Grzegorz Dajer, 40, from Słupsk, and his company MTTS in South East Asia has helped treat over a million sick new-borns with their technology.

Nga Tuyet Trang, Dajer’s wife, founded MTTS Asia in 2004. Trang teamed up with an American biomedical engineer and a local paediatric hospital to develop what would become MTTS Asia’s first product: an innovative infant respiratory device. Dajer moved to Hanoi in 2006, to join the start-up.

Dajer was working for a car manufacturer in Poland before moving to Vietnam to work in medical technology.MTTS

During the five years between meeting his wife and joining her in Hanoi, Dajer worked as an accountant for a car manufacturer. “Even though my background is in finance, the fact I worked for a car manufacturer and was a member of an ERP system implementation team helped me to gain experience in pretty much everything related to running a business,” he said.

“It was always my dream to work for myself. I became convinced this was the right thing to do because the prospects of being involved in such a meaningful project were very attractive to me. We also got lucky with the timing - the technology then was very simple with no regulations in place.”

The machinery has to be “affordable, reliable and easy to use”.MTTS

More than one million babies have now benefited from one of MTTS LifeKit devices. Over 3,000 devices have been installed in 390 hospitals across 35 countries worldwide, and last year they even sold their products in Italy and are working hard to enter the Polish market. They have even applied to be a supplier to the famous WOSP children’s charity.

An essential part of operating so widely has come from obtaining the European health and safety certification, called CE Marking, which is required in most of Europe and also recognised in many Asian, African and Middle Eastern countries, and Vietnamese certification, which is accepted by ASEAN nations—giving the company access to nearly 75 percent of the world’s markets.

They do face barriers though. “You need to remember that we are not only competing against powerful multinationals, negative stereotypes about ‘made in Vietnam’, but also the human habits and even dated hospital regulations and procedures,” said Dajer.

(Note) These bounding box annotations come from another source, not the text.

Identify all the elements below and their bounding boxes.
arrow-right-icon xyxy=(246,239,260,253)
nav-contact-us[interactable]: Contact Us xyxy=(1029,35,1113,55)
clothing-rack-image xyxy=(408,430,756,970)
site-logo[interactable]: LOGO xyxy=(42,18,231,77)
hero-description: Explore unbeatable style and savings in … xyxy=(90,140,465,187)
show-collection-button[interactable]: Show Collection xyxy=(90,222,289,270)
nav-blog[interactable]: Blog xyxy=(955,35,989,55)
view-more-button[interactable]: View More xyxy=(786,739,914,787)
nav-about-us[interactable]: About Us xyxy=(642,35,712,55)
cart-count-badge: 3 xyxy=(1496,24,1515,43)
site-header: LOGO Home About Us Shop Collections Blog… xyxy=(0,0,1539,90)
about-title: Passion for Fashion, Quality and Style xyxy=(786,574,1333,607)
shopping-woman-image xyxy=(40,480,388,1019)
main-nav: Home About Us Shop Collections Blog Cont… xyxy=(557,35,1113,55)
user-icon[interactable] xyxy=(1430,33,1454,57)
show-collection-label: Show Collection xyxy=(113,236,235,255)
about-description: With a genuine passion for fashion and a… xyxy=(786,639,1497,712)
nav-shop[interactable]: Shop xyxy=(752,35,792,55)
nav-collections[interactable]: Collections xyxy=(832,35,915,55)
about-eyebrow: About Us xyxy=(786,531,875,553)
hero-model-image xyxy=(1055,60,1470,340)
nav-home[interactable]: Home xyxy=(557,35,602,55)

MTTS now sells its technology to 35 countries around the world.MTTS

“I’m referring to disinfection of certain parts of the device instead disposing them,” he continued. “Our CPAP(Continuous positive airway pressure) ventilator is equipped with silicon components which can be disinfected and used again. In developed countries they are disposed of to prevent cross-contamination, safe but a very expensive practice. Simply unaffordable for most of the patients on our planet. Each disposable silicon tubing for patient costs USD 150-200. Our solution is USD 5 plus 20 minutes spent on disinfection.”

The company sells to over 30 countries and maintains offices in Vietnam, Hong Kong, the Philippines and Myanmar. MTTS also has a multi-pronged financial strategy, basing their financial operations in Hong Kong to minimise difficulties associated with cash flows in and out of Vietnam. They have also made use of grants from foreign charities and NGOs.

Over 3,000 MTTS devices have been installed in 390 hospitals in many countries.MTTS
For its work the company has been recognised by the WHO for “innovative health technologies for low-resource settings” and in 2017, the Schwab Foundation, which supports entrepreneurs trying to create a more “just and equitable world”, awarded them the title of ‘Social Entrepreneur of the Year’.

And they have not stopped innovating yet. “We are working on two devices: a new generation of T-piece resuscitator and incubator,” said Dajer as he explained the next steps for MTTS. “The T-piece will be ready in couple of months, incubator next year. After that we’ll look at more devices around paediatrics and obstetric care. Whatever we do, it will be affordable, reliable, easy to use. Making sure that all resources are used wisely.”